Last weekend St. Paul made room in its gathering spaces for an annual garden share. All shapes, sizes, and colors of food were carried in from the church’s community garden. Box-loads were brought in from personal gardens, too. Even if fresh fruits and vegetables do not make your mouth water, you could appreciate the artistically diverse spread on each of the tables.
“Shopping” for produce in this setting is a little bit different from what you might experience at a local grocery store. At a place like Hy-Vee you usually find that each of the tomatoes is the same, bright color of red and has a smooth, round shape. Or you see carrots that are straight, long, and pointy at the ends. At the garden share, there was no uniform look to the tomatoes and carrots at all. Some tomatoes were bulbous. Some carrots were crooked. Some were multicolored. Some were big and some were small.
Whereas a grocer might not put out some of the “odd”-looking produce, anything was welcome on the tables of the garden share. In fact, sometimes the more uniquely shaped fruits and vegetables are the most delicious! The star of the show last weekend was probably one of the most alarming plants: the massive, snakelike cucuzza squashes. (If you took one of those home, be sure to let us know how it tastes!)
Gardens can offer so many wonderful metaphors for the church. Small seeds grow into elaborate works of art. Each variety of plant requires a specific form of attention and care. One plot of soil can provide a home for so many different species of flora.
What struck me while I watched bags full of goodies go home with happy, hungry people was that there was a place and purpose for everything. Even the smallest potato could be mashed with the rest. Even the sourest grape was not left off of the bunch. Even the hottest pepper could make some brave soul sweat.

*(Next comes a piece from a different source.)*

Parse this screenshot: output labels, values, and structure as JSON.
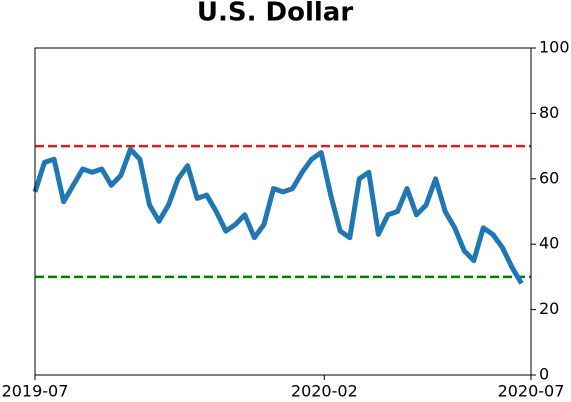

I hope that we can treat each other with the same state of mind. That we can live free from the evils of discrimination, and make sure that differences between us are celebrated instead of demonized. Jesus is often quoted as saying, “Blessed are the poor in spirit; blessed are those who mourn; blessed are the meek.” And he lived his life accordingly, challenging us to do the same.
God’s love is a lot bigger than the love we are used to in the world. And it pushes past labels and boundaries that we come across in our daily lives. Let’s find the courage to do the same, and reach out to new people in our lives – outcasts, “rotten” fruits and vegetables – who may need that love the most.